Hace algún tiempo, a propósito del esperpéntico Concierto para el Bioceno que Eugenio Ampudia ofreció a unos geranios melómanos, sostuve que las obras contestatarias e inofensivas son una obscenidad pequeñoburguesa: revoluciones de salón adquiribles por un módico precio. Con todo, un alma caritativa podría considerar aquellas propuestas simplemente ingenuas. Lamentablemente, traigo un caso menos dudoso.

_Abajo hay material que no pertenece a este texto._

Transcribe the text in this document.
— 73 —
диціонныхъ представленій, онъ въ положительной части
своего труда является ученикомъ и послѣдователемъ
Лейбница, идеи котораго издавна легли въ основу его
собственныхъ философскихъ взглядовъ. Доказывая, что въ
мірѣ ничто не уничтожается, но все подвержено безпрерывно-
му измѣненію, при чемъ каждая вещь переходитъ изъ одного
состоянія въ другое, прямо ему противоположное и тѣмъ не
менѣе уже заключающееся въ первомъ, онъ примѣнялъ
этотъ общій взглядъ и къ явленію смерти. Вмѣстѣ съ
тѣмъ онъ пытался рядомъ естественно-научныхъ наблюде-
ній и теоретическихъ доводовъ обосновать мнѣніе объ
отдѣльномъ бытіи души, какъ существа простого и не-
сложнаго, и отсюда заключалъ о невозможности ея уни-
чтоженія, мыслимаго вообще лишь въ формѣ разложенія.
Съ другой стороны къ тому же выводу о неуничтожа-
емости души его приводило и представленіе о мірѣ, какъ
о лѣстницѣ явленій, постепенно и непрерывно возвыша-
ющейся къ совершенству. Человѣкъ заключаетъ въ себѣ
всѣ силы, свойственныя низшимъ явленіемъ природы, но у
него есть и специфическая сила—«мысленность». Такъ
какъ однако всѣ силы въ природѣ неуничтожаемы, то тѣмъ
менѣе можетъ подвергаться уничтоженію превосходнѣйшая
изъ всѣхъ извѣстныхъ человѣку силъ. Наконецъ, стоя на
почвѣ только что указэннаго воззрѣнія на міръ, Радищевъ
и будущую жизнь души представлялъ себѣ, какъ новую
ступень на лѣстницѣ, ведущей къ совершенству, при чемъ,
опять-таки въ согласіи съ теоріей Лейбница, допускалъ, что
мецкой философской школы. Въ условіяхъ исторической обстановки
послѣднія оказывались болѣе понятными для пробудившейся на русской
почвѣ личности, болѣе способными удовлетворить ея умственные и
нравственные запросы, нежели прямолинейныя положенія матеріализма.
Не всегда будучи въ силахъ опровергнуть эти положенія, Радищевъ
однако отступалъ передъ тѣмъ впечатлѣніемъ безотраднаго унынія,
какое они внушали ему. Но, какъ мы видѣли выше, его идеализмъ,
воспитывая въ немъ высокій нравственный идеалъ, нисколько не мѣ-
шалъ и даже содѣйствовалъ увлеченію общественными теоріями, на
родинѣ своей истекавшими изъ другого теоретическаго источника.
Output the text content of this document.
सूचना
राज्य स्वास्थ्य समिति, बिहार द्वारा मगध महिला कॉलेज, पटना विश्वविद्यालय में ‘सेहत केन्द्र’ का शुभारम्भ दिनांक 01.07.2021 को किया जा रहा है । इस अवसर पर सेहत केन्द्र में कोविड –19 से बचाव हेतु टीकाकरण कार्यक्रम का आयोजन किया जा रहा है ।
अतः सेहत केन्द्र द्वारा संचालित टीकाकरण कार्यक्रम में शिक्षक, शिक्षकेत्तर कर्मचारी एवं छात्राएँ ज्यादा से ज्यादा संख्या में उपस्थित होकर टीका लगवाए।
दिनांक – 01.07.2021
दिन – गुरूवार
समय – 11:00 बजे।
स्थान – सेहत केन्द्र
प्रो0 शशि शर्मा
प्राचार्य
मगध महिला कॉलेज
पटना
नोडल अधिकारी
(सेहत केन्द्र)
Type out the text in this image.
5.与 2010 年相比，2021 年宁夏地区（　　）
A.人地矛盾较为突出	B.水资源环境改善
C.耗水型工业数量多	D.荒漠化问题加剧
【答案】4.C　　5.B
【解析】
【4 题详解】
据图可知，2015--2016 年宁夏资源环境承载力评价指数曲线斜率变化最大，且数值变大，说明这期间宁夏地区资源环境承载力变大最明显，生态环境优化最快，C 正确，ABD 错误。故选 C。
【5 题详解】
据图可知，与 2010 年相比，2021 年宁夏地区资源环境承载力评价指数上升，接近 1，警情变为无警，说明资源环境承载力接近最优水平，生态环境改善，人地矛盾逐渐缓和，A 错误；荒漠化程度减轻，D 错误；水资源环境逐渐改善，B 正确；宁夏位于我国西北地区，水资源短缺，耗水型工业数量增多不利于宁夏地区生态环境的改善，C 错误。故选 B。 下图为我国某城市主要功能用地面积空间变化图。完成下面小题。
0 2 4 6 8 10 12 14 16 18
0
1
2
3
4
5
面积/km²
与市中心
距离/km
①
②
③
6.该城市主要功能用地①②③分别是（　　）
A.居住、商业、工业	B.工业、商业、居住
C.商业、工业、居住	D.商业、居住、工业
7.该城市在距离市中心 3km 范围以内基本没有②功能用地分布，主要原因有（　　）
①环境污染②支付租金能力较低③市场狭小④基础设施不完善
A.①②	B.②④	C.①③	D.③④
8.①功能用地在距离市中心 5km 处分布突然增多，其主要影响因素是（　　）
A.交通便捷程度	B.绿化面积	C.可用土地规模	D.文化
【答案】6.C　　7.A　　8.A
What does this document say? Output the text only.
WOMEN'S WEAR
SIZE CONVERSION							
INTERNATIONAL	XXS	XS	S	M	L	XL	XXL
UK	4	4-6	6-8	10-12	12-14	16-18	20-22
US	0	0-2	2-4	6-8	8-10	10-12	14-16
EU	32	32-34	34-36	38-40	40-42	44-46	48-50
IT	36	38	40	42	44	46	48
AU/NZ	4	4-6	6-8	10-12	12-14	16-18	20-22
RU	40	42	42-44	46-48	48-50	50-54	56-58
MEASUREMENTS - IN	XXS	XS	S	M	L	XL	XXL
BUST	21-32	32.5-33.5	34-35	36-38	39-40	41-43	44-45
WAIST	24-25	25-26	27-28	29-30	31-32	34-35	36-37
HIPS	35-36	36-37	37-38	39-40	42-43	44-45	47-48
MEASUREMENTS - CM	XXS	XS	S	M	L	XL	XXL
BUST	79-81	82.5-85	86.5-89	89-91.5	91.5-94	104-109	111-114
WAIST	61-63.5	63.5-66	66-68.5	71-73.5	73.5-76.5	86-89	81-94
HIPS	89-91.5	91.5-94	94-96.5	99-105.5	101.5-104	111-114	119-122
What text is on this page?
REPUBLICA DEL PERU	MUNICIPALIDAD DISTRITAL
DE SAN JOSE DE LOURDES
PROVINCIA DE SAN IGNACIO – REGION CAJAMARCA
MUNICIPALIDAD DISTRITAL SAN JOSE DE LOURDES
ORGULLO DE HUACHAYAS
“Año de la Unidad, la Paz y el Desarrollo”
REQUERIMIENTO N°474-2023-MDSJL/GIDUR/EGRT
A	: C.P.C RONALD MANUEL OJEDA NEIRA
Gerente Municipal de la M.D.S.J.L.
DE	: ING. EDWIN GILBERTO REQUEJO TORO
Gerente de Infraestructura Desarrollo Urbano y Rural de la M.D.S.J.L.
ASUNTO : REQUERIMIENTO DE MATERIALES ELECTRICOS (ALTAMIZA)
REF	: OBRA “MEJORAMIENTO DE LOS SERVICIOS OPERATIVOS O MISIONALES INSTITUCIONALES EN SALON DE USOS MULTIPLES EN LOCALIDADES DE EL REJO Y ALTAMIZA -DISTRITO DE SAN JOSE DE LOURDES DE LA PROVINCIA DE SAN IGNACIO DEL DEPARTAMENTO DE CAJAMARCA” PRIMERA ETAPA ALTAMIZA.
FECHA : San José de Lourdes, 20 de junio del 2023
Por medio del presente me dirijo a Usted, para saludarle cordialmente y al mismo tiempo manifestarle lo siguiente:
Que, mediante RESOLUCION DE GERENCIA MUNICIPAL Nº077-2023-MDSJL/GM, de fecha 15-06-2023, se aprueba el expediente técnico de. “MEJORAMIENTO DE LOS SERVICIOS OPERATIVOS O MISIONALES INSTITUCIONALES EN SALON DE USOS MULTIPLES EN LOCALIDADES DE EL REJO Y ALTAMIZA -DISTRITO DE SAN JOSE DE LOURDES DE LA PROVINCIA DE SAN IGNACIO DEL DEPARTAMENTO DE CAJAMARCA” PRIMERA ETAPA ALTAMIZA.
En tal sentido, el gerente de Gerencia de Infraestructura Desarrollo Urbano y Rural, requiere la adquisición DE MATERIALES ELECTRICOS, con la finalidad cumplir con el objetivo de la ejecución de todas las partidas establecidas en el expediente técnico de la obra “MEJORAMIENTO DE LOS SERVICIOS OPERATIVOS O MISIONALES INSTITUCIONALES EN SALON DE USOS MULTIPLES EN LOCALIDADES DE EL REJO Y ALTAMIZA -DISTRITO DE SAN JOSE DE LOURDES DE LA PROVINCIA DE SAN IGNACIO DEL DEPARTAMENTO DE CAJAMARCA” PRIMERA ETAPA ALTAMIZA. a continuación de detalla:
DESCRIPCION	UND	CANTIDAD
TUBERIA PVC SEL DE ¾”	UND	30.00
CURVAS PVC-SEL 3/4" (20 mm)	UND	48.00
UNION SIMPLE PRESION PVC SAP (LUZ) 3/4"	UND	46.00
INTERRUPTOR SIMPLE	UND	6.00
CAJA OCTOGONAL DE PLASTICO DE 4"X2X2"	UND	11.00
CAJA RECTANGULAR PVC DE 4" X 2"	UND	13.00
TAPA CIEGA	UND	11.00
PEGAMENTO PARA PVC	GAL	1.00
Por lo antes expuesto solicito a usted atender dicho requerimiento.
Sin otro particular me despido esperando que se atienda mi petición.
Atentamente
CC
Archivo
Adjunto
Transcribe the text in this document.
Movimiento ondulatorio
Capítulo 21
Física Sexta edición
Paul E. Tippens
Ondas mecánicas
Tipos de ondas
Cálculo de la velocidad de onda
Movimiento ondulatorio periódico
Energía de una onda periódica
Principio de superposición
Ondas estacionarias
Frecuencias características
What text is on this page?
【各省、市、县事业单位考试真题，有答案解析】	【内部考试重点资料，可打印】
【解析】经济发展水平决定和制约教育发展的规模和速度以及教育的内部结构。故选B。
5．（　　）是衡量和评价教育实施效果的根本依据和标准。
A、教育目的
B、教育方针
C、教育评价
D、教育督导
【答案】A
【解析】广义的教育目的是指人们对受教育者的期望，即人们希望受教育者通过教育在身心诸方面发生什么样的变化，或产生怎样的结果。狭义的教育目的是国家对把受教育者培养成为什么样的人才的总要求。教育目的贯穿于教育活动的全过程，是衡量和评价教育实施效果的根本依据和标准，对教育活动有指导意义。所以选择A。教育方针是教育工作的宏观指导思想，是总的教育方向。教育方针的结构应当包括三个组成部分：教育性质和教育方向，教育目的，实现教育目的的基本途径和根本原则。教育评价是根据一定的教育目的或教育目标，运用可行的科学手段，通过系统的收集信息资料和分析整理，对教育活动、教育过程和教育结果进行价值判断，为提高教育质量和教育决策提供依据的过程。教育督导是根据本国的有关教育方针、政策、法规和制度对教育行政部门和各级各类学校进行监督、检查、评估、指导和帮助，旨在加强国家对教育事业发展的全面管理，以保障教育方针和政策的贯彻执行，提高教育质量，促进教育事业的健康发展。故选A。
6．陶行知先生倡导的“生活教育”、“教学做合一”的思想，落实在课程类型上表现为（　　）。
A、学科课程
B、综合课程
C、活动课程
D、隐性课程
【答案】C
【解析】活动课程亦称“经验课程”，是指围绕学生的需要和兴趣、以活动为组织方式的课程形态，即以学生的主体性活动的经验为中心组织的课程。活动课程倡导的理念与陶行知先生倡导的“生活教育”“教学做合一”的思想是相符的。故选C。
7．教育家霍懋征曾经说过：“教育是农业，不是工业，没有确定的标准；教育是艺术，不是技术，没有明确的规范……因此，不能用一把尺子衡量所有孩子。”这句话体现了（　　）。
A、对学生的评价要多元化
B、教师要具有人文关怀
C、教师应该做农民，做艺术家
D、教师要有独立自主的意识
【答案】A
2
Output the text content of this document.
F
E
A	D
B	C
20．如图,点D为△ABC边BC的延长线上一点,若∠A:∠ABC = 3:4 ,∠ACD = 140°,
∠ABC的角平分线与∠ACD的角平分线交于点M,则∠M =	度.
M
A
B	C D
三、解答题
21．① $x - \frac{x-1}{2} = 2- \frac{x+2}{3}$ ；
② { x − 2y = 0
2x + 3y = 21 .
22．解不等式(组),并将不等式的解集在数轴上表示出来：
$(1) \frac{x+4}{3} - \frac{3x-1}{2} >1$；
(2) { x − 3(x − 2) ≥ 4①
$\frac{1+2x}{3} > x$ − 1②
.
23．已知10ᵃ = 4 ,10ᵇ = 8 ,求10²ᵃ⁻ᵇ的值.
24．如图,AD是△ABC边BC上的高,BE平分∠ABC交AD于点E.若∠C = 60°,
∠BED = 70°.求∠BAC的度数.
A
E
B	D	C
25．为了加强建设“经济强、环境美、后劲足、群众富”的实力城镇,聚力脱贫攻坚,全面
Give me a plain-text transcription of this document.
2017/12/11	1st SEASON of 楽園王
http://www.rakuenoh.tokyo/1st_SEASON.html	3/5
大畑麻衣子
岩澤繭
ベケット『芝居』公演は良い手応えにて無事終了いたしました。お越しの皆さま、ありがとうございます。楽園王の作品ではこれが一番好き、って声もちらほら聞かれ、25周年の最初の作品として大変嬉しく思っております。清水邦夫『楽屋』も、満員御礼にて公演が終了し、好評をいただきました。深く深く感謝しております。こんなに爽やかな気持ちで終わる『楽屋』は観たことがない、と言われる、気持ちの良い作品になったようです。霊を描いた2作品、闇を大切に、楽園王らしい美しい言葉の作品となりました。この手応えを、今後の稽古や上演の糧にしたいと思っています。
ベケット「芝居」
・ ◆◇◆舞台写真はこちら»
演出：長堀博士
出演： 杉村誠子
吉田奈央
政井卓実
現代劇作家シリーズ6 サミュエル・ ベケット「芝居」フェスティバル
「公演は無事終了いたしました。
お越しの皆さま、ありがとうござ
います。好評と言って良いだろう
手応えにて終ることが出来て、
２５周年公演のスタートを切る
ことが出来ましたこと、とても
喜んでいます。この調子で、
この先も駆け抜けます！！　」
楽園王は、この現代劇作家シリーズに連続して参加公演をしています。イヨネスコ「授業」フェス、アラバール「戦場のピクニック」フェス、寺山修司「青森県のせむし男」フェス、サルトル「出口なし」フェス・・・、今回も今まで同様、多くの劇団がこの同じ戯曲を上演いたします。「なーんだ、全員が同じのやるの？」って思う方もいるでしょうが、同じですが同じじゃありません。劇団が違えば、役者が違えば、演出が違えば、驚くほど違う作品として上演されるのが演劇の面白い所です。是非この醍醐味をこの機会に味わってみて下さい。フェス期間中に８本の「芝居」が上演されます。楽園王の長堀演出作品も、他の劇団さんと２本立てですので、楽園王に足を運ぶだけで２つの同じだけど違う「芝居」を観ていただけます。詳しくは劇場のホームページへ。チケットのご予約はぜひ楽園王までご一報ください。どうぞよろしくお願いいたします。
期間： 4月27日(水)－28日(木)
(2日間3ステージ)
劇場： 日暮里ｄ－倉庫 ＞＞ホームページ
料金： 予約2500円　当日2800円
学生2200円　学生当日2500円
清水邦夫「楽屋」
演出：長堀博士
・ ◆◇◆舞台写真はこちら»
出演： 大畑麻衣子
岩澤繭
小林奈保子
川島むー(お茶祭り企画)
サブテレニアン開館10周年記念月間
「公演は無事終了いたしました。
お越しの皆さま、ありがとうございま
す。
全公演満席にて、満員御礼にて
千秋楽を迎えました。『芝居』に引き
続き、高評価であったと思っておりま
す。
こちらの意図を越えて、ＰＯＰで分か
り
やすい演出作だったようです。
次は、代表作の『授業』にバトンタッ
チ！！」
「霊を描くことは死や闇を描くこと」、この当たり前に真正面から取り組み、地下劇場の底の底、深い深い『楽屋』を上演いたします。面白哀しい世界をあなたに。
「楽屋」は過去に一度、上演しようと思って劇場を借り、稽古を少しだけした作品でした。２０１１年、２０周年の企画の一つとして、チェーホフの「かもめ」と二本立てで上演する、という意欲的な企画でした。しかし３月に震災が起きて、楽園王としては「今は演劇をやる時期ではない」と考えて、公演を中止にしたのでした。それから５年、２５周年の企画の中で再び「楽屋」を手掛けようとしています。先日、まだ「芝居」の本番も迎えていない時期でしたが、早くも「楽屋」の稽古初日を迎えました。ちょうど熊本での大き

Hasta comienzos de noviembre, en la galería RocíoSantaCruz puede visitarse États limites, una exposición de trabajos Jean Denant (Sète, Francia 1979) en torno a algunos conflictos político-sociales de países bañados por el Mediterráneo, que «se representa como un verdadero “multiverso de civilizaciones”» (sic). Un gran espejo de acero pulido con la silueta del mar recibe al espectador, al que no le queda otra que verse reflejado (inserto) en él. No es un recurso muy inspirado. Rebasándolo, encontramos una enorme ánfora compuesta con escombros. A sus pies, dos cuencos hechos con pedazos del campo de concentración de Rivesaltes, por donde pasaron numerosos republicanos españoles. A partir de aquí, la exposición continúa a través de una colección de fetiches cada vez más sonrojantes: un collar monumental hecho de restos arqueológicos ensartados, un adorno (sic) que encordona moldes de piedras lanzadas en la franja de Gaza y paisajes palestinos y ramos de flores pintados con arcilla y cemento.
Así, bajo el paraguas de la «re-significación», Denant utiliza el sufrimiento ajeno para aumentar el valor añadido de su obra. Si estos trabajos no estuviesen conformados con estos materiales, no serían más que una colección de artefactos sosos. Pero aprovechando reliquias de toda clase, el autor pretende impregnarlos de un aura que cuesta distinguir de la que tendría un anillo robado a un cadáver. En sintonía, la pretendida reflexión sobre lo mediterráneo se queda en una mera retahíla de lugares comunes (el gran cementerio, la amalgama de culturas, etcétera) desplegada con enorme cinismo.
Bien mirado, es una fechoría muy europea, ¡muy mediterránea!